Venture capitalists raised $34.7 billion in funds in 2007, an increase of 9.4 percent and the most the industry has raised since 2001, when it raised $38.8 billion.
These numbers were compiled in a report released Jan. 14 by Thomson Financial and the NVCA (National Venture Capital Association), which also noted that the number of funds raised in 2007 only increased a modest 2.6 percent from 2006.
Still, the 2001 comparison caused many observers to worry that the economy could be in the same place it was before the dot-com bust, when the overvaluation of technology companies sent the economy into a near recession.
The NCVA set to quickly calm these concerns. “We are nowhere near the unsustainable fundraising levels of the 1999 to 2001 period when the industry raised more than $200 billion,” NVCA President Mark Heesen said in a statement.
“Today’s composition [of dollars raised] consists of a broad diversification across early, balanced, later and expansion funds, compared to the beginning of the decade when funds were focused almost exclusively on the early and balanced stages,” said Alex Tan, global financial manager at Thomson Financial.
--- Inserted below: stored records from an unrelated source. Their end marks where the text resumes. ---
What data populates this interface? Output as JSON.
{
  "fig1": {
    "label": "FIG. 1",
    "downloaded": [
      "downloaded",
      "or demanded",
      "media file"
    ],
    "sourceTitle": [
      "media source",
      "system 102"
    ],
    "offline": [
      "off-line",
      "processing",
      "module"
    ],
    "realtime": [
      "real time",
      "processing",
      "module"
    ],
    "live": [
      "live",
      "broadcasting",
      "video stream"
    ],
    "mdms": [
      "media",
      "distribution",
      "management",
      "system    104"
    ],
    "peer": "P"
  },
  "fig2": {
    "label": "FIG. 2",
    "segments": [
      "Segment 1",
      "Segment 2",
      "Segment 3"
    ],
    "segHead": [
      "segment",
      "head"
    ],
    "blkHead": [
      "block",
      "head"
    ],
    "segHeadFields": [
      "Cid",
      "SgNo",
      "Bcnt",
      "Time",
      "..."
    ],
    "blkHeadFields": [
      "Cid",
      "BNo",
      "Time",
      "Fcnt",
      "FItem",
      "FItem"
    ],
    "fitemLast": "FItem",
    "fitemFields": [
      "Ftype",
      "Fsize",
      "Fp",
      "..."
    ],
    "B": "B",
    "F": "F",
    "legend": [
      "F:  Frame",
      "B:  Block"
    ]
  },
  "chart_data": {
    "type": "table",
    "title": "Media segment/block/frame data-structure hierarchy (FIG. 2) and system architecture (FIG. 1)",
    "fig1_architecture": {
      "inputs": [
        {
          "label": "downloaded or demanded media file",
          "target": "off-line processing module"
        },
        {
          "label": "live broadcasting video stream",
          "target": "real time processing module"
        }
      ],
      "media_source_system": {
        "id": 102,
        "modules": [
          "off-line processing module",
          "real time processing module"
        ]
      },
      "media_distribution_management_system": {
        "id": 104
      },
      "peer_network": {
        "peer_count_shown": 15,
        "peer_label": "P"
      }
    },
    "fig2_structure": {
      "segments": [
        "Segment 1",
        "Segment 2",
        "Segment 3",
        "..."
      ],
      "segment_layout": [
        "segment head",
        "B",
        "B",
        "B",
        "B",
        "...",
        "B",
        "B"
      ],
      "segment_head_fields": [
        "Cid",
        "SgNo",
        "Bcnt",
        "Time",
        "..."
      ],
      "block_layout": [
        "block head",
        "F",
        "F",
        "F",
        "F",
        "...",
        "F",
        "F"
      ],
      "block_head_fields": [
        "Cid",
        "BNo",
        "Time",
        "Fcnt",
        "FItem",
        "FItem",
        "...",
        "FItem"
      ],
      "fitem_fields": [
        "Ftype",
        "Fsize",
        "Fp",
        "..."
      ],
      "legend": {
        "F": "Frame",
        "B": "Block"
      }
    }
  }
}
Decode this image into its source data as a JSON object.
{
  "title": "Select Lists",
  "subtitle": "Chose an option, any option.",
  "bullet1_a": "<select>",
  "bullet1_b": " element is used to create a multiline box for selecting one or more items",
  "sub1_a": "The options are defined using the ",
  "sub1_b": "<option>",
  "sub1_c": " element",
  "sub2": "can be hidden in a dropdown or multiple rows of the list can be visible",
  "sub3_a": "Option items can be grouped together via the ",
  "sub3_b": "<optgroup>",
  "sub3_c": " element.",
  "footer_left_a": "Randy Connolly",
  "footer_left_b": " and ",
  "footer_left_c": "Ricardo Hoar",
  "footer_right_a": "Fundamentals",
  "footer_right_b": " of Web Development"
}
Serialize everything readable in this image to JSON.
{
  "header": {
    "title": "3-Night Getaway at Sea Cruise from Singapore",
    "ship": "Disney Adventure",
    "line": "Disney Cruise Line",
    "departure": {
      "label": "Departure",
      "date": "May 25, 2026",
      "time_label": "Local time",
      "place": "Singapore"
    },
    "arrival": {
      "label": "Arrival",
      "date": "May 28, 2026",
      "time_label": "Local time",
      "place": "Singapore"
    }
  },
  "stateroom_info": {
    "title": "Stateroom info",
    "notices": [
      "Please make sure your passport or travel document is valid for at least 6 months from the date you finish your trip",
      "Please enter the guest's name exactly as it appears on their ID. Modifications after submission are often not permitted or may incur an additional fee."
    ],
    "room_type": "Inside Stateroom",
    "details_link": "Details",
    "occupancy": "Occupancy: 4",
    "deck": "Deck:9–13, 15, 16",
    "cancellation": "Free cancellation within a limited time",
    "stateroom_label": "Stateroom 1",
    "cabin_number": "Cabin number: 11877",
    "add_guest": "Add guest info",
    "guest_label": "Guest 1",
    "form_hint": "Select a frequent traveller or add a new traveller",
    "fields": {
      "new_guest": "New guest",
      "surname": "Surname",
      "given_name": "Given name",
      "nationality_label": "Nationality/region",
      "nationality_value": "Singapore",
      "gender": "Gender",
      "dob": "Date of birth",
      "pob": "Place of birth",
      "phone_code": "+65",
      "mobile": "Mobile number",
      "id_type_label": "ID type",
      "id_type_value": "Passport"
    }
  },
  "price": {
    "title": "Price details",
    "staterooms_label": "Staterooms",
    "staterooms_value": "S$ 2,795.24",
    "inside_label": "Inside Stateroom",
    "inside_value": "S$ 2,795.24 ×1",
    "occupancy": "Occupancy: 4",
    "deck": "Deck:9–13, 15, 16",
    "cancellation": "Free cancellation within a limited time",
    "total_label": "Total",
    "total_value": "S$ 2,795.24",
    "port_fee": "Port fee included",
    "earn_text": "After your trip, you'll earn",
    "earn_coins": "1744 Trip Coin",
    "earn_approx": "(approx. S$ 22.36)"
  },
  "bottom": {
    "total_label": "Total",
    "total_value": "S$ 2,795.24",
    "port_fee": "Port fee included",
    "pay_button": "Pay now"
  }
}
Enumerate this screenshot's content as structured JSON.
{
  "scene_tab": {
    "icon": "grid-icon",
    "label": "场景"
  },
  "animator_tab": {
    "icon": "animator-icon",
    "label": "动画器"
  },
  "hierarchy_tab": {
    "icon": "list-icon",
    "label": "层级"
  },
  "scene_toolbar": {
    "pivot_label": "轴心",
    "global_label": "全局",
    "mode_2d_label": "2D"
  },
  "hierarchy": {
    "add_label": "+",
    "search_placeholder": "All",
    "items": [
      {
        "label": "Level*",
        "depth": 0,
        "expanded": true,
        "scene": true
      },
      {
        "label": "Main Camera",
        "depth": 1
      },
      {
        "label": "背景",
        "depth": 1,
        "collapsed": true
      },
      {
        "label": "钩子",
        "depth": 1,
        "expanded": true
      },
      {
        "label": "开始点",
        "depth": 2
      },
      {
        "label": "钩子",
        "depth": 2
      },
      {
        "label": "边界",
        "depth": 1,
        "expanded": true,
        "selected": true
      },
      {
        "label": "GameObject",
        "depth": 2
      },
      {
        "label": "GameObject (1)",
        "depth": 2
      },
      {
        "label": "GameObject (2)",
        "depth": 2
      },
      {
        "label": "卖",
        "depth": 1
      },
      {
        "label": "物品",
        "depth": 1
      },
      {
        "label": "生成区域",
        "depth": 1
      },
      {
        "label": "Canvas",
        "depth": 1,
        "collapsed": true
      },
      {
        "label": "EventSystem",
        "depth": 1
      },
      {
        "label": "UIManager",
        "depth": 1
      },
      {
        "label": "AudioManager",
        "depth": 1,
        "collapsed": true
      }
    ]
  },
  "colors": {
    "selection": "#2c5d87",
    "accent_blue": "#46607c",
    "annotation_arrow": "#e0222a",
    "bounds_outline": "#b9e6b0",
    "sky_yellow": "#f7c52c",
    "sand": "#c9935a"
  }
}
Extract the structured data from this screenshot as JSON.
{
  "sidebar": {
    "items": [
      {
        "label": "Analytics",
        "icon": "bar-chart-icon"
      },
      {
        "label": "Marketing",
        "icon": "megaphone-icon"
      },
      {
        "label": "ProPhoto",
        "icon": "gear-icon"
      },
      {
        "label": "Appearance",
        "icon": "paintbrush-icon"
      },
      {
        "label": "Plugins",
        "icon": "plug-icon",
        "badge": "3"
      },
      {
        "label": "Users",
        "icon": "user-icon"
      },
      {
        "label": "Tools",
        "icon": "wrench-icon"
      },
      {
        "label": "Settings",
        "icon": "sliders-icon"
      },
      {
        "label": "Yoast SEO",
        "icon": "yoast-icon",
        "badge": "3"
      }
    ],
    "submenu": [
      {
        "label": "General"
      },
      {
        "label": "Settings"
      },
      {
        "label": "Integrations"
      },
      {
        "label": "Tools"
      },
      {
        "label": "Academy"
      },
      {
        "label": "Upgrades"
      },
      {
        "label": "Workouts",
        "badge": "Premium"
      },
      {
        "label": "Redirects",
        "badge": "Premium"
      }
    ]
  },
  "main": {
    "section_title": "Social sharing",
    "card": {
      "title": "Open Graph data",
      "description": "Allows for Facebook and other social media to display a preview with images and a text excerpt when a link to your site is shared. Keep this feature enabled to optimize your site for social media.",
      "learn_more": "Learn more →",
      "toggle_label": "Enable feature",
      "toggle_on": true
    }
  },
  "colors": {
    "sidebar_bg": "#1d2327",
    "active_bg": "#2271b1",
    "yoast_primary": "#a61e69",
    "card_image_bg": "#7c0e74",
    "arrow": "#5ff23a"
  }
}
Analysts were also calm about 2007 venture capital funding levels, arguing that the upswing in dollars was part of a ripple effect of the housing market collapse.
“They decided to put it in real estate instead and keep it there because it was considered stable. Real estate is clearly no longer considered safe, and this money is going into funding,” Rebecca Wetterman, vice president of research with Nucleus Research, told eWEEK.
Venture capitalists were seen as making savvier, safer investments in 2007 than they did in 2001.
“That was a tech bubble. People were throwing their money into any Internet stock whether or not it had any profit. Now it is a lot more difficult to get funding,” Rick Munnariz, senior analyst with Motley Fool, told eWEEK.
Wetterman likened investors to “gamblers with a cheat sheet”-having gone through setbacks before, they’re making smarter investments.
“A lot of them are investing in on-demand products like software as services, hoping they’ll get their money back sooner than later … . We’re not necessarily seeing them going after startups anymore. They’re looking for businesses with a proven track record,” said Wetterman.